BY HanCinema | Apr 12, 2017 05:28 AM EDT
Gil-dong is still going through the wringer as "Rebel: Thief Who Stole the People" makes the most of its runtime to show that our noble hero is suffering with little to no apparent hope and sight. What's worse, the people suffer with him. King Yeonsangun shows off a nasty sadistic streak, not just by bullying Gil-dong in person, but also by showing off to Gil-dong all the people he can't protect. Which of course includes more gratutitous crying infants.
"Rebel: Thief Who Stole the People" can get pretty amazingly goofy at times- there's no denying that. About the only thing keeping King Yeonsangun palatable as a character is the twisted consistency of his logic. King Yeonsangun seems to have decided that the reason why people like Gil-dong is because Gil-dong is really strong. Ergo, by beating Gil-dong up in a fight, King Yeonsangun can earn their love as well.
What King Yeonsangun consistently misses is that the reason why people like Gil-dong is because he sticks up for them against bullies, while King Yeonsangun tries to solves his problems via bullying. For that matter King Yeonsangun can't even tell the difference between problems people care about and problems people don't care about. Consider how Nok-soo manages to achieve a small "victory" by getting King Yeonsangun to consider women from all backgrounds as potential artistic performers.
It's a pretty good political allegory for today, where with all the awful problems in the world somehow the main social justice cause ends up being representation in the media rather than the actual bad stuff people have to endure on a daily basis. Nok-soo's flaws in this context are fairly interesting. We still find her sympathetic, yet she is so completely out of her depth that King Yeonsangun's reliance on her advice is just another demonstration of the man's poor sense of overall judgment.

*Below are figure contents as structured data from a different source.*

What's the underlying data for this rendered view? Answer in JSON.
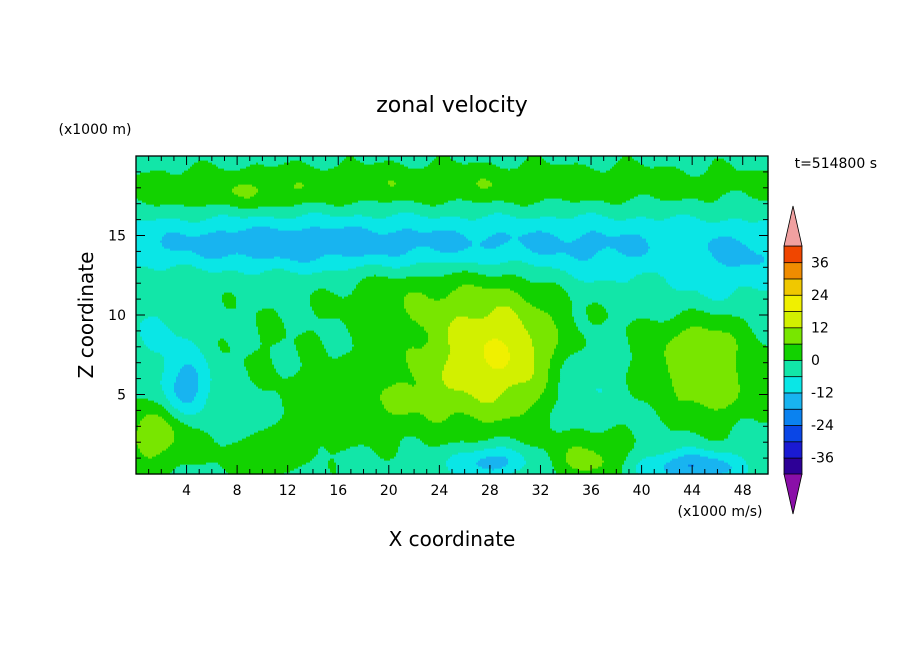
{
  "chart_data": {
    "type": "heatmap",
    "title": "zonal velocity",
    "time_label": "t=514800 s",
    "xlabel": "X coordinate",
    "ylabel": "Z coordinate",
    "x_unit": "(x1000 m)",
    "colorbar_unit": "(x1000 m/s)",
    "xlim": [
      0,
      50
    ],
    "ylim": [
      0,
      20
    ],
    "x_ticks": [
      "4",
      "8",
      "12",
      "16",
      "20",
      "24",
      "28",
      "32",
      "36",
      "40",
      "44",
      "48"
    ],
    "x_tick_values": [
      4,
      8,
      12,
      16,
      20,
      24,
      28,
      32,
      36,
      40,
      44,
      48
    ],
    "y_ticks": [
      "5",
      "10",
      "15"
    ],
    "y_tick_values": [
      5,
      10,
      15
    ],
    "colorbar_labels": [
      "36",
      "24",
      "12",
      "0",
      "-12",
      "-24",
      "-36"
    ],
    "colorbar_label_values": [
      36,
      24,
      12,
      0,
      -12,
      -24,
      -36
    ],
    "levels": [
      -42,
      -36,
      -30,
      -24,
      -18,
      -12,
      -6,
      0,
      6,
      12,
      18,
      24,
      30,
      36,
      42
    ],
    "level_colors": [
      "#8a0fa8",
      "#2d0096",
      "#1a1ad2",
      "#0a46e6",
      "#0a82f0",
      "#18b4f0",
      "#0ae6e6",
      "#12e6a8",
      "#12d200",
      "#78e600",
      "#d2f000",
      "#f0f000",
      "#f0c800",
      "#f08c00",
      "#f04600",
      "#e6140a",
      "#f0a0a0"
    ],
    "colors": {
      "axis": "#000000",
      "background": "#ffffff"
    }
  }
}
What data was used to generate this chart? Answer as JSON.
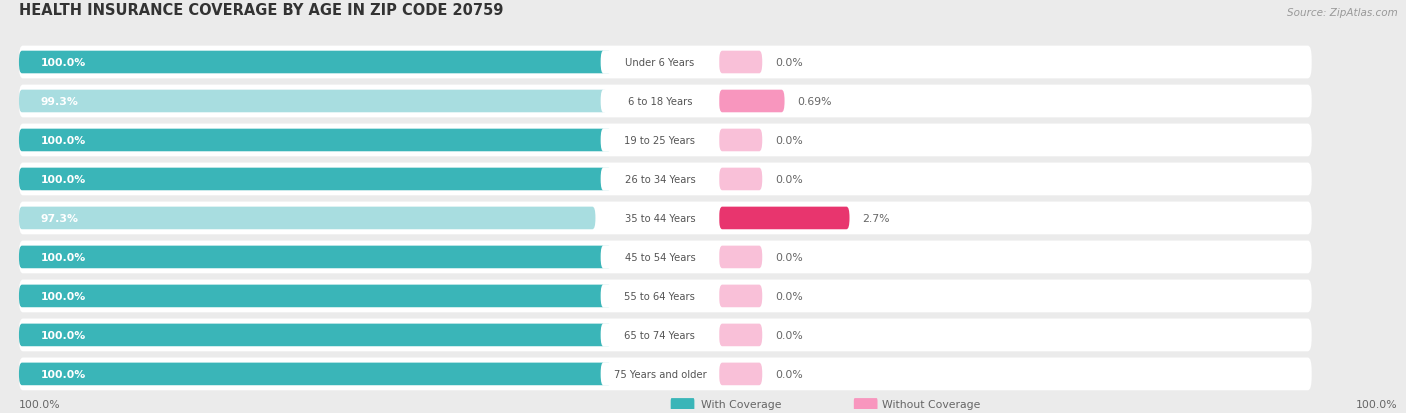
{
  "title": "HEALTH INSURANCE COVERAGE BY AGE IN ZIP CODE 20759",
  "source": "Source: ZipAtlas.com",
  "categories": [
    "Under 6 Years",
    "6 to 18 Years",
    "19 to 25 Years",
    "26 to 34 Years",
    "35 to 44 Years",
    "45 to 54 Years",
    "55 to 64 Years",
    "65 to 74 Years",
    "75 Years and older"
  ],
  "with_coverage": [
    100.0,
    99.3,
    100.0,
    100.0,
    97.3,
    100.0,
    100.0,
    100.0,
    100.0
  ],
  "without_coverage": [
    0.0,
    0.69,
    0.0,
    0.0,
    2.7,
    0.0,
    0.0,
    0.0,
    0.0
  ],
  "with_coverage_labels": [
    "100.0%",
    "99.3%",
    "100.0%",
    "100.0%",
    "97.3%",
    "100.0%",
    "100.0%",
    "100.0%",
    "100.0%"
  ],
  "without_coverage_labels": [
    "0.0%",
    "0.69%",
    "0.0%",
    "0.0%",
    "2.7%",
    "0.0%",
    "0.0%",
    "0.0%",
    "0.0%"
  ],
  "color_with_normal": "#3ab5b8",
  "color_with_light": "#a8dde0",
  "color_without_normal": "#f896be",
  "color_without_light": "#f9c0d8",
  "color_without_dark": "#e8356e",
  "row_bg_color": "#ffffff",
  "bg_color": "#ebebeb",
  "title_color": "#333333",
  "source_color": "#999999",
  "bottom_label": "100.0%",
  "legend_with": "With Coverage",
  "legend_without": "Without Coverage",
  "teal_label_color": "#ffffff",
  "cat_label_color": "#555555",
  "pct_label_color": "#666666"
}
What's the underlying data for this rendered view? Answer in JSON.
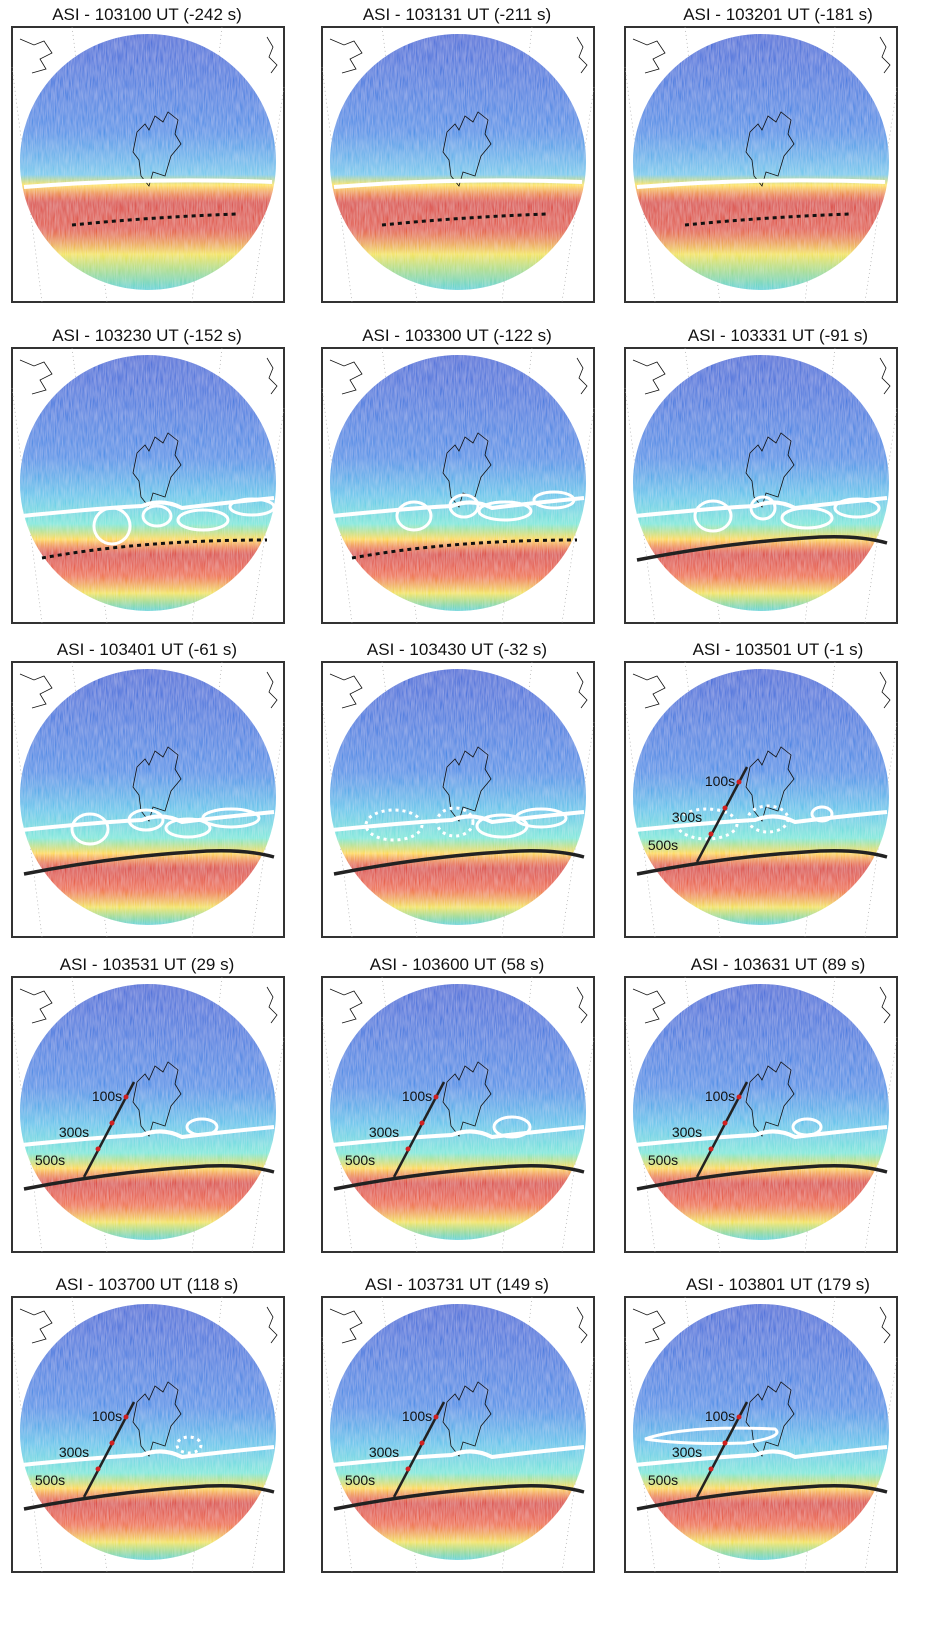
{
  "panels": [
    {
      "title": "ASI - 103100 UT (-242 s)"
    },
    {
      "title": "ASI - 103131 UT (-211 s)"
    },
    {
      "title": "ASI - 103201 UT (-181 s)"
    },
    {
      "title": "ASI - 103230 UT (-152 s)"
    },
    {
      "title": "ASI - 103300 UT (-122 s)"
    },
    {
      "title": "ASI - 103331 UT (-91 s)"
    },
    {
      "title": "ASI - 103401 UT (-61 s)"
    },
    {
      "title": "ASI - 103430 UT (-32 s)"
    },
    {
      "title": "ASI - 103501 UT (-1 s)",
      "track_labels": [
        "100s",
        "300s",
        "500s"
      ]
    },
    {
      "title": "ASI - 103531 UT (29 s)",
      "track_labels": [
        "100s",
        "300s",
        "500s"
      ]
    },
    {
      "title": "ASI - 103600 UT (58 s)",
      "track_labels": [
        "100s",
        "300s",
        "500s"
      ]
    },
    {
      "title": "ASI - 103631 UT (89 s)",
      "track_labels": [
        "100s",
        "300s",
        "500s"
      ]
    },
    {
      "title": "ASI - 103700 UT (118 s)",
      "track_labels": [
        "100s",
        "300s",
        "500s"
      ]
    },
    {
      "title": "ASI - 103731 UT (149 s)",
      "track_labels": [
        "100s",
        "300s",
        "500s"
      ]
    },
    {
      "title": "ASI - 103801 UT (179 s)",
      "track_labels": [
        "100s",
        "300s",
        "500s"
      ]
    }
  ]
}
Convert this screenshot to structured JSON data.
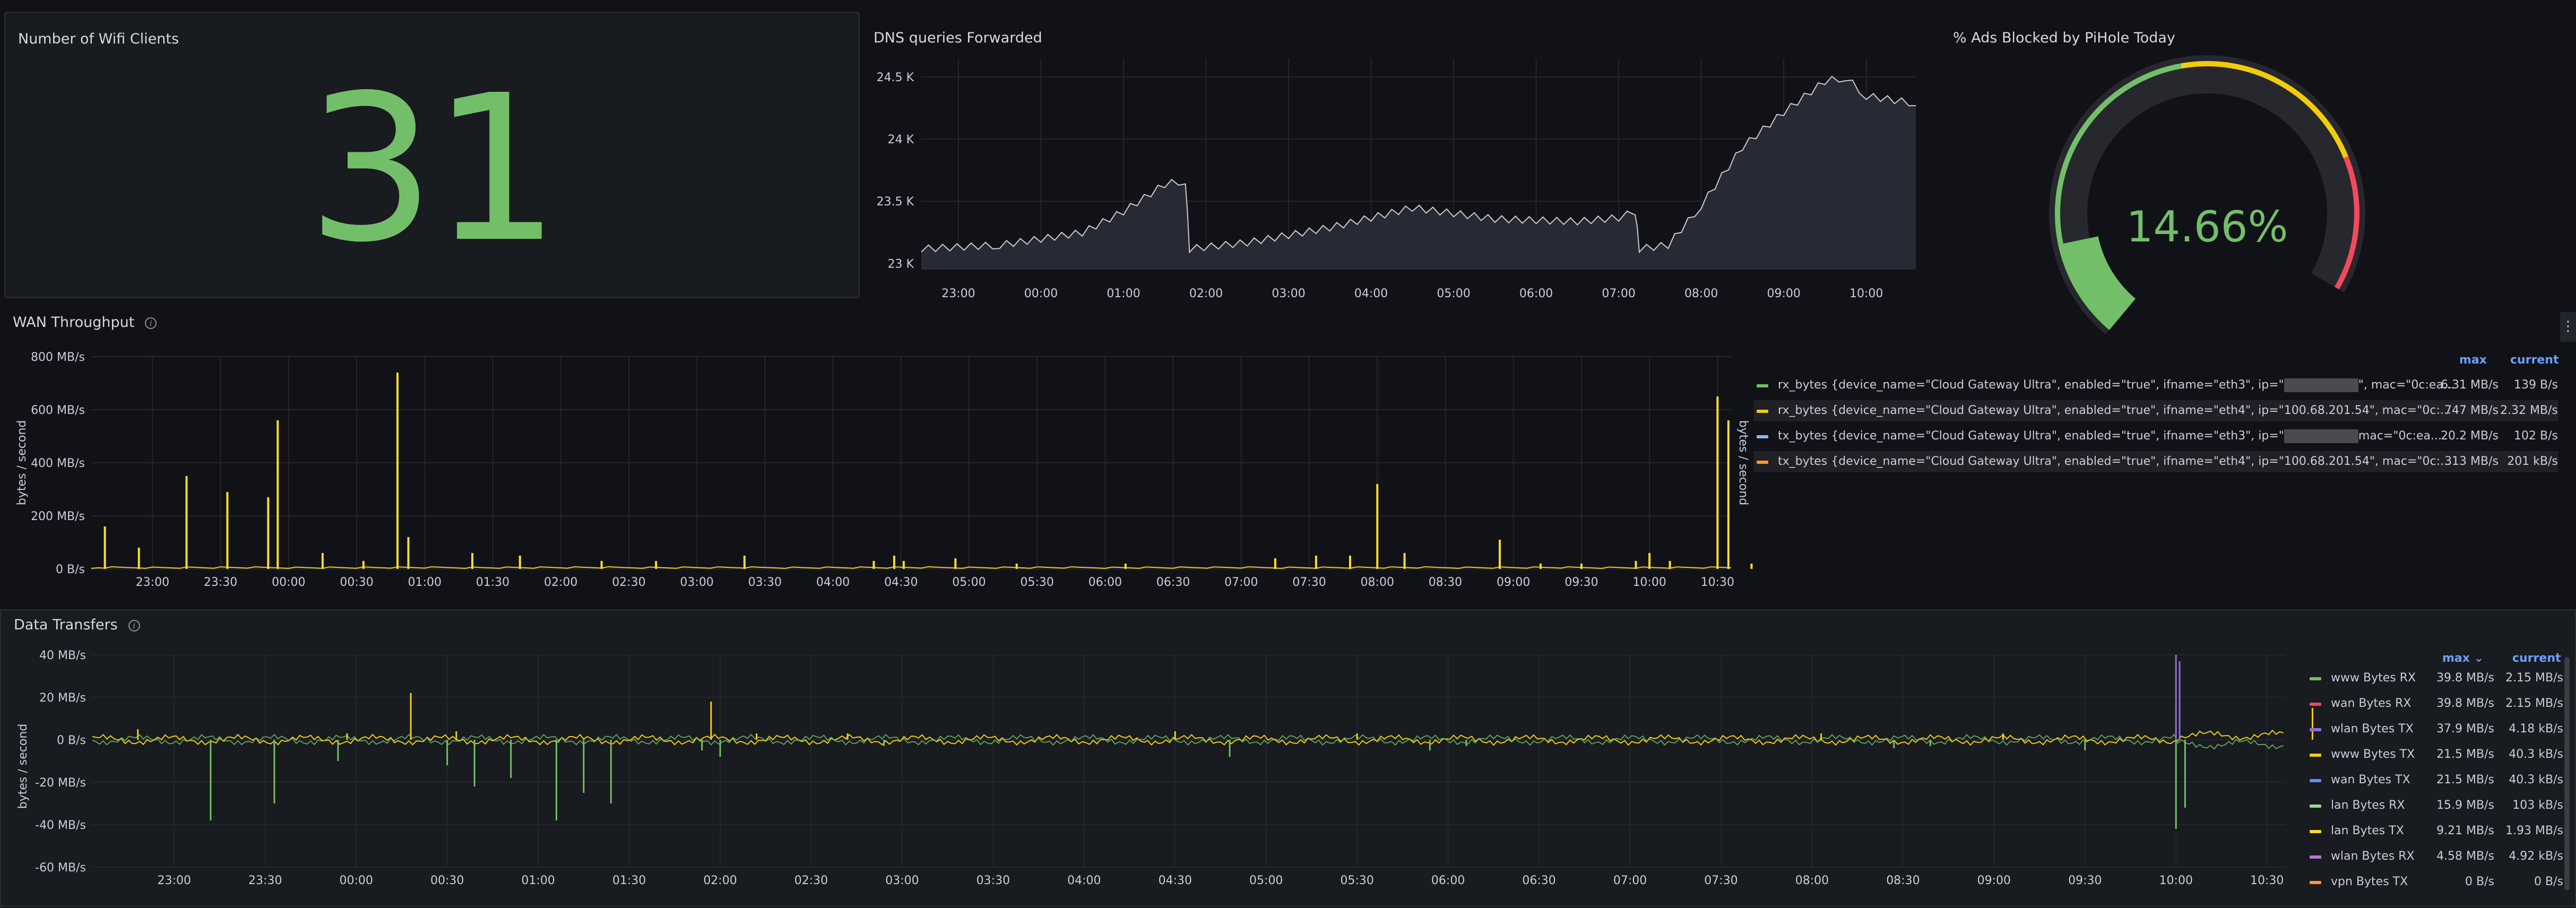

Of course, it needs to be noted that even if a political allegory works for the King Yeonsangun portions of the story it doesn't function well for Gil-dong's screentime at all, which is little more than constant misery porn coupled with the usual piecemeal movement toward Gil-dong finally finding out that Eorini is alive. Maybe. Honestly at this point I'm kind of leaning toward neither of the girls actually being Eorini, even if there too, I may be giving writer Hwang Jin-yeong more credit than she deserves.